Social Explorer is an online data mapping application. The free tier only includes access to the Census 2000, according to their pricing chart. But, it looks like an interesting tool for analyzing data, and I wanted to bookmark for future reference.
A View of Despair is a really interesting visualization of suicide statistics in the Netherlands in 2017.
“This chart shows the daily number of new Covid-19 infections in each state over time. The y-axis is the population-normalized number of new infections per day; the x-axis is the rate of transmission (Rt). Each dot is a state or territory of the US, colored by region, and the area of the dot is proportional to the estimated number of new Covid-19 infections on that day.https://observablehq.com/@chrisjkuch/covid-hotspots
I thought this was an interesting way to visualize the time series data.
“In this course, [Data illustrator Sonja Kuijpers] gives you the tools you need to transform data into captivating illustrations using colors, shapes, and images. Discover how to collect and analyze data sets, as well as how to transform them into a unique poster that tells a story. Are you ready to create your own data art?–Effective Data Visualization: Transform Information into Art
I never heard of Domestika, an online learning platform, before. This course seems awesome. Bookmarking for later.
All style guides are fundamentally opinionated. Some decisions genuinely do make code easier to use (especially matching indenting to programming structure), but many decisions are arbitrary. The most important thing about a style guide is that it provides consistency, making code easier to write because you need to make fewer decisions.”-Hadley Wickham, “The tidyverse style guide.” style.tidyverse.org
Probably the definitive guide for writing R code. See also Hadley Wickham’s Advanced R.
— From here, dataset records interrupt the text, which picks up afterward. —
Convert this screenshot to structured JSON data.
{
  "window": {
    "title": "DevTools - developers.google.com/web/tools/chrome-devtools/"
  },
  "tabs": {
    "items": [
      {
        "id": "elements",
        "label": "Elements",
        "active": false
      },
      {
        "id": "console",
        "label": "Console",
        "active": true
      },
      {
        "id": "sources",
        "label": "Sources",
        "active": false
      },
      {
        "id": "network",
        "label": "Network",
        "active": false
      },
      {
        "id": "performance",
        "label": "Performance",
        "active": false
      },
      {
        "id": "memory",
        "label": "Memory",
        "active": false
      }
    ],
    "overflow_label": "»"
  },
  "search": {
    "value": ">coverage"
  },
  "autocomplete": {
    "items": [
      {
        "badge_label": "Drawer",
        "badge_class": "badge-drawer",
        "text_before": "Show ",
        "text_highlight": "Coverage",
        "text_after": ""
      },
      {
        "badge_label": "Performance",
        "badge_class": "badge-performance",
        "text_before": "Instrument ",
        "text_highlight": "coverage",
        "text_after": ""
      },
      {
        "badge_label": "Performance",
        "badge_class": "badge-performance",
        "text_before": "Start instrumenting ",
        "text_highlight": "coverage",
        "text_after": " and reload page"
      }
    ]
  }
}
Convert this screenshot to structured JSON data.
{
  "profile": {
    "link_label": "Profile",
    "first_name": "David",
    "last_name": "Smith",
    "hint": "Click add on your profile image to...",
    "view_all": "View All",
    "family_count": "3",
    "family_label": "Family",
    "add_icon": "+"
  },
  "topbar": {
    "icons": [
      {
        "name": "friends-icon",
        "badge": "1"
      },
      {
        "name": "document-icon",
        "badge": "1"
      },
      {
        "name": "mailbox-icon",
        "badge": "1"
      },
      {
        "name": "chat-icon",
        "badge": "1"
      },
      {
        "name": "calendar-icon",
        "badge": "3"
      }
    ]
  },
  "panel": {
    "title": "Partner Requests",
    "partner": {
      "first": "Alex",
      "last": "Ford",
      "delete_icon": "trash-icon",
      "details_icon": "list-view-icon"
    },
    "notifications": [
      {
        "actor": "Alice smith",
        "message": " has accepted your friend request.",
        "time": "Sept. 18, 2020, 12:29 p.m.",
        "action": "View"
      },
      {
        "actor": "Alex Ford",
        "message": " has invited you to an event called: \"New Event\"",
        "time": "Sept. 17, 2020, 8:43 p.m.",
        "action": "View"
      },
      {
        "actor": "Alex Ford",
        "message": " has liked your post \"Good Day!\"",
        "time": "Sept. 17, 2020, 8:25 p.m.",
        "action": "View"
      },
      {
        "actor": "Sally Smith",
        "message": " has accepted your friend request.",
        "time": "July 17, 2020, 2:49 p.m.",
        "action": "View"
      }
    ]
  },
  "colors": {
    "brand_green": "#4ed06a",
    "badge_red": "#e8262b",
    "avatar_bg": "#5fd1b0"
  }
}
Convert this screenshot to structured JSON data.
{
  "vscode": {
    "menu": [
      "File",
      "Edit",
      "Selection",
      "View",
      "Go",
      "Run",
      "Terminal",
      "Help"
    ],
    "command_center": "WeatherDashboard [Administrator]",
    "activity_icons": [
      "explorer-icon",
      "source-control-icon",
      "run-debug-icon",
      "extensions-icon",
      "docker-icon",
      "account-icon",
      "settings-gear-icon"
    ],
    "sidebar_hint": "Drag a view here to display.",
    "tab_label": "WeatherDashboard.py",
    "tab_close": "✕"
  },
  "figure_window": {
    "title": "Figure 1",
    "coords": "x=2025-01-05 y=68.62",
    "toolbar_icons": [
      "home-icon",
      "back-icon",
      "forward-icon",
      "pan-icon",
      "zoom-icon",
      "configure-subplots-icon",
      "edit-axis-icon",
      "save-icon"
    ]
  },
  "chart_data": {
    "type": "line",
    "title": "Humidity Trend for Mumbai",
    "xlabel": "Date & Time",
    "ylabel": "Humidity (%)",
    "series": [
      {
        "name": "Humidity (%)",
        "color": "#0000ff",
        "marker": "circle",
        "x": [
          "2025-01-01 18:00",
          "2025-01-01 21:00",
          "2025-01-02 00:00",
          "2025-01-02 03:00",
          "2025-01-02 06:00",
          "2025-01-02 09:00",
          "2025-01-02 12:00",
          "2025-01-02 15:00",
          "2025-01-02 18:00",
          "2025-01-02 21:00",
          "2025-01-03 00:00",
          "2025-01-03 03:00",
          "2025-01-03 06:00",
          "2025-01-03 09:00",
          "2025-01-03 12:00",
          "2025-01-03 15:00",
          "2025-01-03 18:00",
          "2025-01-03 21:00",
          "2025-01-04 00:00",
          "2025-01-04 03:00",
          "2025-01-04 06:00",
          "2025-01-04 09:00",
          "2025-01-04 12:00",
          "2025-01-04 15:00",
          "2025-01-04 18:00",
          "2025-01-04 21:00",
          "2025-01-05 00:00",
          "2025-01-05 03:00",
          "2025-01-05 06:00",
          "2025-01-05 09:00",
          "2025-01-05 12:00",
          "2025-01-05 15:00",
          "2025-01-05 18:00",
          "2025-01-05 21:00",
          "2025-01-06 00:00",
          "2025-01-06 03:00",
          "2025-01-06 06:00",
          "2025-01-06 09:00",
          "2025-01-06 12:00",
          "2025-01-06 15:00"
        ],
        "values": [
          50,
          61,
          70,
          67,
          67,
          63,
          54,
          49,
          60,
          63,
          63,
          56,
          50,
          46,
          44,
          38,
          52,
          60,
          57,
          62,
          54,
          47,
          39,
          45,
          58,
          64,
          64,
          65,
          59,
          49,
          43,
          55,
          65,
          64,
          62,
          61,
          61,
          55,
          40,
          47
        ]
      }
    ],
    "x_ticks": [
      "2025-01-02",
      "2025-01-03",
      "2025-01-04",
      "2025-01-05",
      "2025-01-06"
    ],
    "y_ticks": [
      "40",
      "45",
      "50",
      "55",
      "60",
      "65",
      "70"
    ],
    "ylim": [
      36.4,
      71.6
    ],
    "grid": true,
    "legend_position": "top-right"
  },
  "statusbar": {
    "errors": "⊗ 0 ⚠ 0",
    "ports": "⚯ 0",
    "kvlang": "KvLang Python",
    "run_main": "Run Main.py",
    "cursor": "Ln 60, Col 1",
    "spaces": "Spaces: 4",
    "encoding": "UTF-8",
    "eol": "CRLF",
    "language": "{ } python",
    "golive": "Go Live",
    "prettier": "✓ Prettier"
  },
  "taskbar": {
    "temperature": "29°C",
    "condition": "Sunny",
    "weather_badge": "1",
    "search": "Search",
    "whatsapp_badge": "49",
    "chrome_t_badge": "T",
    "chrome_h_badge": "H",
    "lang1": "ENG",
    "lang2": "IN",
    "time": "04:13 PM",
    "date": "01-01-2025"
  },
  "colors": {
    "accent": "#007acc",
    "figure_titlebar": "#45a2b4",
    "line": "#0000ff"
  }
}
“Misuse of statistical testing often involves post hoc analyses of data already collected, making it seem as though statistically significant results provide evidence against the null hypothesis, when in fact they may have a high probability of being false positives…. A study from the late-1980s gives a striking example of how such post hoc analysis can be misleading. The International Study of Infarct Survival was a large-scale, international, randomized trial that examined the potential benefit of aspirin for patients who had had a heart attack. After data collection and analysis were complete, the publishing journal asked the researchers to do additional analysis to see if certain subgroups of patients benefited more or less from aspirin. Richard Peto, one of the researchers, refused to do so because of the risk of finding invalid but seemingly significant associations. In the end, Peto relented and performed the analysis, but with a twist: he also included a post hoc analysis that divided the patients into the twelve astrological signs, and found that Geminis and Libras did not benefit from aspirin, while Capricorns benefited the most (Peto, 2011). This obviously spurious relationship illustrates the dangers of analyzing data with hypotheses and subgroups that were not prespecified (p.97).”—Mayo, quoting
National Academies of Science “Consensus Study” Reproducibility and Replicability in Science 2019 in “National Academies of Science: Please Correct Your Definitions of P-values.” Statsblogs. September 30, 2019.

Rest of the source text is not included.